Scott Hansen’s long-awaited full-length successor to Sunrise Projector restores walls that existed for a reason and bridges back to the aforementioned peak that gave us true hybridized marvels like A Strangely Isolated Place and Up In Flames. Arriving at the tail end of a year that has seen chill-wave written off yet secretly infiltrating independent pop music with its maximalist’s euphoria, Dive seems an unlikely enema; its songs composed of shimmering guitar tones and modern synth swells, its cover-art steeped in the sun-drenched nostalgia every laptop artist has been musing after. But Dive distinguishes itself on a song-by-song basis, whether it’s something explicit (like the tumbling melodic bubbles that accumulate over ‘A Walk’’s heart-racing arc) or an apparent detail (like how the drums in ‘Daydream’ act as both break-beats and real, lived-in rails of percussion). Throughout it all, Tycho remains sonically indebted to the original haze-makers Boards Of Canada but his songwriting approach rarely drifts into ethers; the atmospheric acoustics of ‘Coastal Brake’ latch onto a gorgeous dance pulse while the title track playfully adds then negates layers for a weaving, epic triptych.

Dive treads the grey area dividing a great many certainties, existing somewhere between Helios’ gentle electronic compositions and Cut/Copy’s rave-up anthems, at the fringe of Four Tet’s nostalgic moments and Ulrich Schnauss’ rock-inspired pushes. It would be wrong to call Dive an IDM album – let’s face it: it’s wrong to use the term IDM in the first place – but one can hear why people might choose to associate Tycho with that slice of electronica still unspoiled by the mainstream.

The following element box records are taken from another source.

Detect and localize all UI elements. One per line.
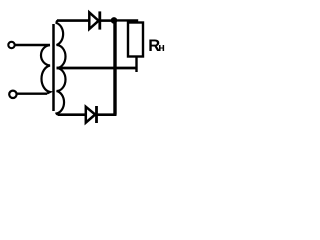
- transformer T primary winding: [41, 45, 50, 94]
- diode VD2: [86, 106, 97, 123]
- resistor Rн body: [128, 23, 143, 57]
- node junction dot: [111, 17, 118, 24]
- wire secondary top to diode VD1: [57, 19, 90, 22]
- transformer core: [52, 24, 55, 111]
- wire center tap to resistor bottom: [57, 67, 138, 70]
- svg-text:н: н: [158, 42, 165, 54]
- diode VD1: [89, 11, 100, 29]
- transformer T secondary winding: [57, 21, 66, 115]
- wire node to resistor top: [114, 20, 137, 23]
- wire input top: [15, 44, 50, 46]
- wire resistor bottom lead: [135, 56, 137, 72]
- wire VD1 cathode to node: [100, 19, 114, 22]
- wire cathode bus vertical: [113, 20, 116, 114]
- wire VD2 cathode to bus: [97, 113, 117, 116]
- terminal input bottom: [9, 91, 16, 98]
- wire secondary bottom to diode VD2: [58, 113, 86, 116]
- terminal input top: [8, 42, 14, 48]
- wire input bottom: [17, 92, 47, 94]
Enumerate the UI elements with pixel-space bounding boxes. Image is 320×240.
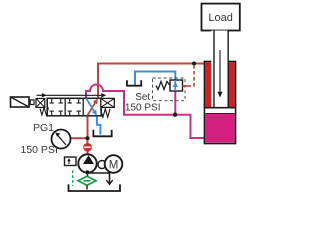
node: gauge junction xyxy=(86,136,90,140)
piston xyxy=(205,108,234,114)
coupler: red test point on P line xyxy=(83,143,92,152)
tank T1 under valve xyxy=(93,130,111,137)
DV1 right proportional box with X xyxy=(101,98,115,107)
relief valve RV1 body xyxy=(170,80,183,91)
pump control box with arrow xyxy=(65,157,77,166)
wire: pump suction / drain (black) xyxy=(87,173,89,177)
filter F1 (green strainer) xyxy=(78,176,96,185)
svg-text:150 PSI: 150 PSI xyxy=(125,102,161,113)
DV1 left coupler xyxy=(30,100,34,105)
DV1 left spring xyxy=(40,108,49,116)
wire: pilot sensing line dashed (dark red) xyxy=(183,65,195,86)
wire: relief junction to cylinder cap end (magenta) xyxy=(175,115,205,138)
wire: B line from valve to relief junction (magenta) with crossover arch xyxy=(86,85,175,115)
motion arrow (down) xyxy=(219,50,221,92)
wire: relief valve to tank (blue) xyxy=(135,72,175,86)
svg-text:M: M xyxy=(109,159,119,171)
wire: valve T port to tank (blue zigzag) xyxy=(97,116,101,135)
relief valve RV1 spring xyxy=(156,82,170,90)
relief valve RV1 enclosure (dashed box) xyxy=(153,78,186,101)
node: relief junction dot xyxy=(173,113,177,117)
DV1 right cell crossed flow: P to A (red) xyxy=(87,101,96,116)
DV1 proportional rail xyxy=(37,94,106,96)
wire: relief valve output down to junction (magenta) xyxy=(174,91,176,115)
tank T2: relief drain tank xyxy=(127,80,141,86)
cylinder C1 rod-side fluid (red) xyxy=(205,62,235,107)
node: pump suction junction xyxy=(85,170,89,174)
DV1 left cell blocked ports xyxy=(50,98,63,116)
piston rod xyxy=(211,31,228,108)
shaft coupler circle xyxy=(98,161,106,169)
wire: pressure line from valve port A to cylinder rod end (red) xyxy=(98,64,205,99)
motor M1 xyxy=(105,155,123,173)
svg-text:150 PSI: 150 PSI xyxy=(21,144,58,156)
node: pilot tap junction on red line xyxy=(192,62,196,66)
tank T3 bottom reservoir xyxy=(69,184,121,191)
pump P1 xyxy=(78,154,96,172)
load box xyxy=(202,4,240,31)
gauge PG1 xyxy=(52,130,71,149)
DV1 left proportional box with X xyxy=(36,99,45,108)
cylinder C1 cap-side fluid (magenta) xyxy=(205,114,234,143)
DV1 middle cell blocked ports xyxy=(68,98,81,116)
DV1 left solenoid box xyxy=(11,97,30,107)
cylinder C1 body xyxy=(205,62,236,144)
relief valve RV1 pilot stub (dark red) xyxy=(183,85,189,87)
directional valve DV1 body xyxy=(47,98,101,116)
DV1 right spring xyxy=(101,109,111,117)
wire: filter to tank xyxy=(86,185,88,189)
svg-text:Load: Load xyxy=(208,12,232,24)
svg-text:PG1: PG1 xyxy=(33,122,54,134)
wire: gauge line (red) xyxy=(71,137,88,139)
relief valve RV1 flow arrow (blue, up) xyxy=(174,80,176,91)
wire: P line from valve to pump (red) xyxy=(87,116,89,155)
DV1 right cell crossed flow: B to T (blue) xyxy=(86,98,95,113)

Over optimistic cloud-surfing jams like ‘Hours’ and couch-melting beats as on ‘Adrift’, Dive’s palette remains a sparkling but insular one which builds a sanctuary for its listener over the course of fifty minutes. Perhaps that secluded feel is due to Tycho’s stable equilibrium; a discipline largely displaced by today’s trends which utilizes tasteful guitar on occasions that invigorate Hansen’s electronic-based mood.

Call it what you will: chillwave, “indie-tronica”, you name it. Attempting to classify Dive has been, for this writer, more of an appeal to understand what sets it so gloriously apart from the homogeny implicit to those genres. Because Dive has wits about it, not to mention a way of luring you on its starry-eyed, late-night cruises. It may have taken Hansen eight years to finish but his tardiness rewards with a modern record that brings back all of the magic and possibility inherent to his scene's once futurist ambitions.